Si potrebbe argomentare con sostanza il fatto che in un ateneo l’elemento del bene comune può più difficilmente essere preda dell’ideologia. La politica universitaria è una palestra in cui il pensiero può confrontarsi per il raggiungimento di un obbiettivo – il benessere a tutto campo della comunità accademica – che si presta meno di altri scenari a polarizzazioni rispetto a fini ed obbiettivi. Chi vive dall’interno e con continuità le università sa che la realtà è purtroppo diversa dall’idea. Benché gli statuti degli atenei definiscano l’accademia una comunità le dinamiche non sempre sono comunionali e generano comunione effettiva. Ci sono tensioni politiche, alcuni rimasugli di passate battaglie, scampoli di ideologie altrove sepolte, passioni tristi o passioni accese, ma in piccoli fuochi che fanno fatica ad accendere il circostante mondo di coloro che sono lì palesemente per altro, rispetto alla costruzione di un Paese oltre che della propria vita. Ed anche gli appassionati spesso si appassionano – anche giustamente – al diritto allo studio ma talora dimenticando che la Costituzione di articoli ne ha più di uno.

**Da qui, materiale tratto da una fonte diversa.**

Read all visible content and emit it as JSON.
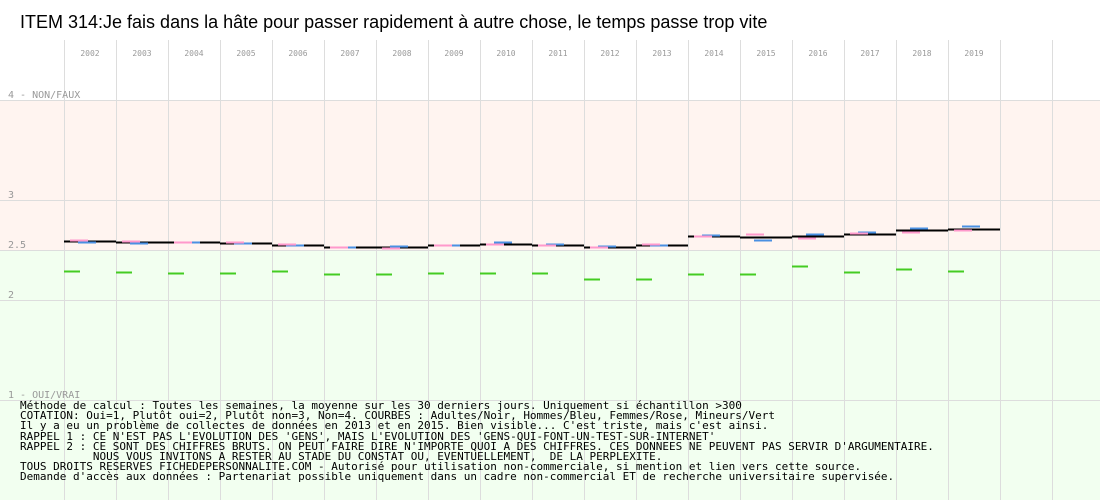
{
  "chart_data": {
    "type": "line",
    "title": "ITEM 314:Je fais dans la hâte pour passer rapidement à autre chose, le temps passe trop vite",
    "xlabel": "",
    "ylabel": "",
    "ylim": [
      1,
      4
    ],
    "grid": true,
    "x": [
      "2002",
      "2003",
      "2004",
      "2005",
      "2006",
      "2007",
      "2008",
      "2009",
      "2010",
      "2011",
      "2012",
      "2013",
      "2014",
      "2015",
      "2016",
      "2017",
      "2018",
      "2019"
    ],
    "yticks": [
      {
        "value": 4,
        "label": "4 - NON/FAUX"
      },
      {
        "value": 3,
        "label": "3"
      },
      {
        "value": 2.5,
        "label": "2.5"
      },
      {
        "value": 2,
        "label": "2"
      },
      {
        "value": 1,
        "label": "1 - OUI/VRAI"
      }
    ],
    "zones": [
      {
        "from": 2.5,
        "to": 4,
        "color": "#fff4f0"
      },
      {
        "from": 1,
        "to": 2.5,
        "color": "#f2fff0"
      }
    ],
    "series": [
      {
        "name": "Adultes",
        "color": "#000000",
        "values": [
          2.59,
          2.58,
          2.58,
          2.57,
          2.55,
          2.53,
          2.53,
          2.55,
          2.56,
          2.55,
          2.53,
          2.55,
          2.64,
          2.63,
          2.64,
          2.66,
          2.7,
          2.71
        ]
      },
      {
        "name": "Hommes",
        "color": "#4a90e2",
        "values": [
          2.58,
          2.57,
          2.58,
          2.57,
          2.55,
          2.53,
          2.54,
          2.55,
          2.58,
          2.56,
          2.54,
          2.55,
          2.65,
          2.6,
          2.66,
          2.68,
          2.72,
          2.74
        ]
      },
      {
        "name": "Femmes",
        "color": "#ff99cc",
        "values": [
          2.6,
          2.59,
          2.58,
          2.58,
          2.56,
          2.53,
          2.52,
          2.55,
          2.56,
          2.55,
          2.53,
          2.56,
          2.64,
          2.66,
          2.62,
          2.67,
          2.68,
          2.7
        ]
      },
      {
        "name": "Mineurs",
        "color": "#44cc22",
        "values": [
          2.29,
          2.28,
          2.27,
          2.27,
          2.29,
          2.26,
          2.26,
          2.27,
          2.27,
          2.27,
          2.21,
          2.21,
          2.26,
          2.26,
          2.34,
          2.28,
          2.31,
          2.29
        ]
      }
    ]
  },
  "footnotes": [
    "Méthode de calcul : Toutes les semaines, la moyenne sur les 30 derniers jours. Uniquement si échantillon >300",
    "COTATION: Oui=1, Plutôt oui=2, Plutôt non=3, Non=4. COURBES : Adultes/Noir, Hommes/Bleu, Femmes/Rose, Mineurs/Vert",
    "Il y a eu un problème de collectes de données en 2013 et en 2015. Bien visible... C'est triste, mais c'est ainsi.",
    "RAPPEL 1 : CE N'EST PAS L'EVOLUTION DES 'GENS', MAIS L'EVOLUTION DES 'GENS-QUI-FONT-UN-TEST-SUR-INTERNET'",
    "RAPPEL 2 : CE SONT DES CHIFFRES BRUTS. ON PEUT FAIRE DIRE N'IMPORTE QUOI A DES CHIFFRES. CES DONNEES NE PEUVENT PAS SERVIR D'ARGUMENTAIRE.",
    "           NOUS VOUS INVITONS A RESTER AU STADE DU CONSTAT OU, EVENTUELLEMENT,  DE LA PERPLEXITE.",
    "TOUS DROITS RESERVES FICHEDEPERSONNALITE.COM - Autorisé pour utilisation non-commerciale, si mention et lien vers cette source.",
    "Demande d'accès aux données : Partenariat possible uniquement dans un cadre non-commercial ET de recherche universitaire supervisée."
  ]
}
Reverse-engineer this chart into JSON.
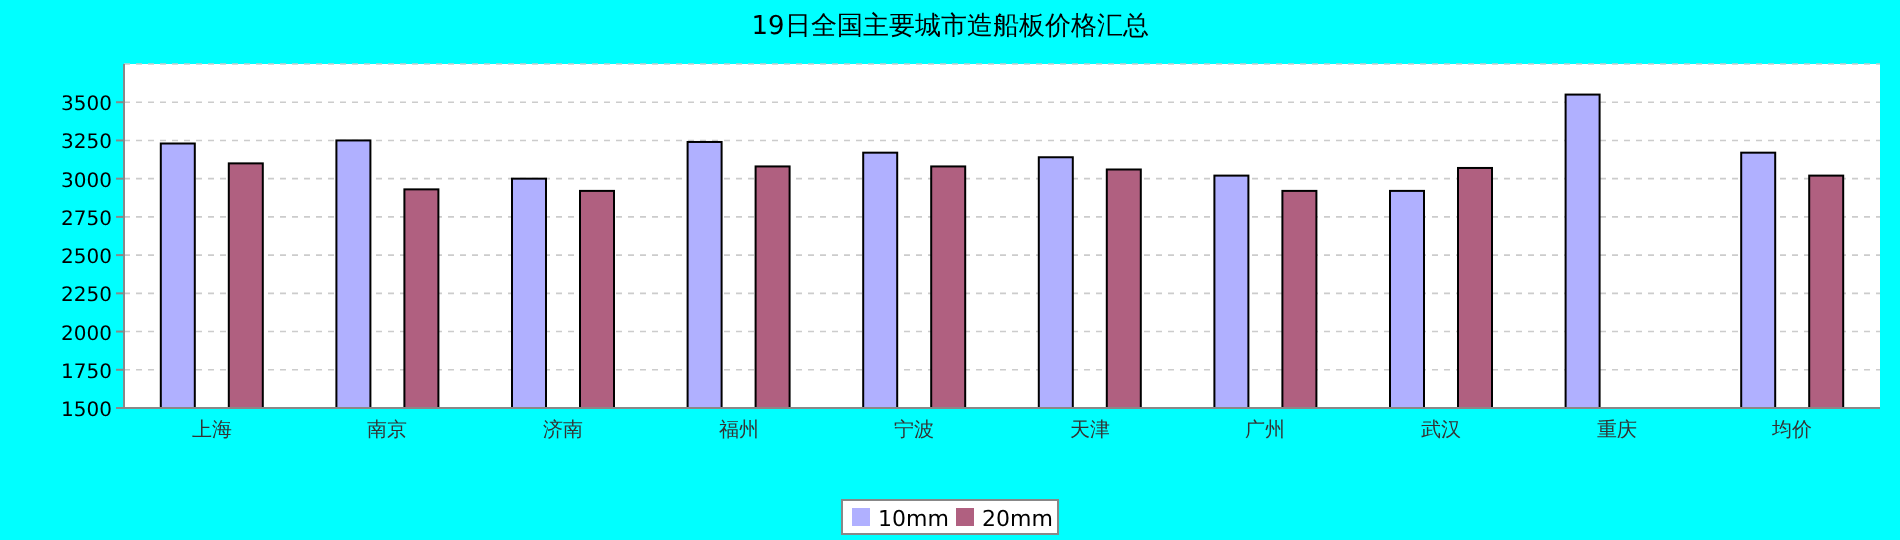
{
  "chart_data": {
    "type": "bar",
    "title": "19日全国主要城市造船板价格汇总",
    "categories": [
      "上海",
      "南京",
      "济南",
      "福州",
      "宁波",
      "天津",
      "广州",
      "武汉",
      "重庆",
      "均价"
    ],
    "series": [
      {
        "name": "10mm",
        "color": "#b0b0ff",
        "values": [
          3230,
          3250,
          3000,
          3240,
          3170,
          3140,
          3020,
          2920,
          3550,
          3170
        ]
      },
      {
        "name": "20mm",
        "color": "#b06080",
        "values": [
          3100,
          2930,
          2920,
          3080,
          3080,
          3060,
          2920,
          3070,
          null,
          3020
        ]
      }
    ],
    "ylim": [
      1500,
      3750
    ],
    "yticks": [
      1500,
      1750,
      2000,
      2250,
      2500,
      2750,
      3000,
      3250,
      3500
    ],
    "grid": "y",
    "legend": "bottom"
  }
}
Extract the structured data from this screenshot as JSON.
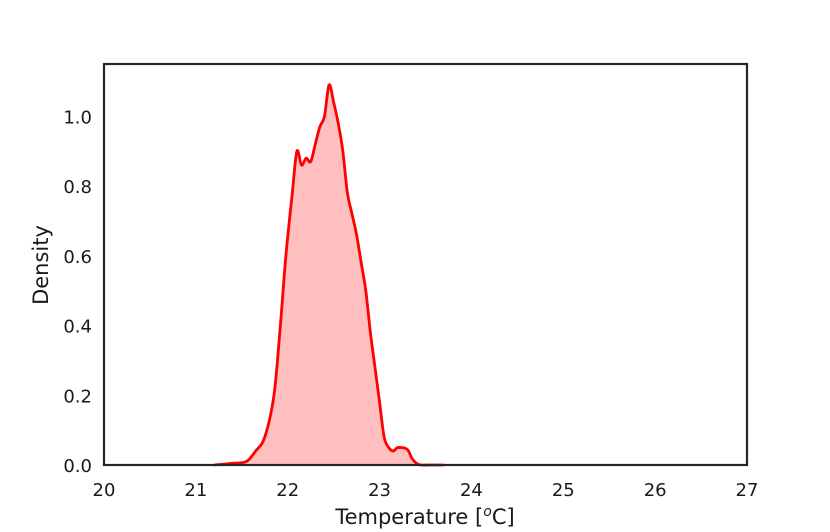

Dunque quel 17% è una buona o una cattiva notizia? È verosimilmente una direzione di pensiero: la trasformazione digitale può essere un ingrediente sapido per rendere la comunità accademica più frizzante, viva, partecipate ed invitante. Il Vangelo invita i cristiani ad essere sale della terra e luce del mondo, ammonendo che se il sale perdesse il sapore verrebbe semplicemente buttato via perché è poi impossibile renderlo nuovamente sapido. Il sale in cucina è un elemento ambiguo: senza sale i cibi non hanno gusto, ma se ne mettiamo troppo diventano amari ed immangiabili. Nella Scrittura il sale torna spesso nel significato naturale e simbolico indicando fedeltà, utilità, sapienza, purificazione ma anche sterilità e morte. Il sale suggella amicizie ed accordi con lo straniero: le parti si scambiavano pane e sale, ma esso è soprattutto è segno dell’Alleanza tra Dio ed il popolo: «Dovrai salare ogni tua offerta di oblazione: nella tua oblazione non lascerai mancare il sale dell’alleanza del tuo Dio; sopra ogni tua offerta porrai del sale» (Lv 2,13). Parimenti è segno di morte: l’empio che si allontana dal Signore vivrà in una terra piena di sale che non permette la vita (Ger 17,6). Nel compimento portato da Cristo il cristiano è invitato, come il sale, a sapersi sciogliere, a sapersi donare affinché la presenza del sale, come del cristiano, si possa riconoscere dai suoi effetti! Il digitale, come il sale, può accelerare processi e favorirli, o bruciare il terreno e sterilizzare relazioni. Lo abbiamo visto, sempre in università, con l’uso necessario ma decisamente eccessivo della didattica on line. Benvenute dunque elezioni on line che rimettono in gioco più studenti ma, nello stesso tempo, benvenuti dopo la pandemia, tutti quei processi di cui avremmo bisogno per guarire le ferite lasciate nei giovani e nel loro bisogno di socialità e relazioni. L’università può essere uno dei luoghi di questa ripartenza, convocati con una email, dopo aver deciso l’orario in una chat, per tessere un dialogo di persona davanti alla macchinetta del caffè.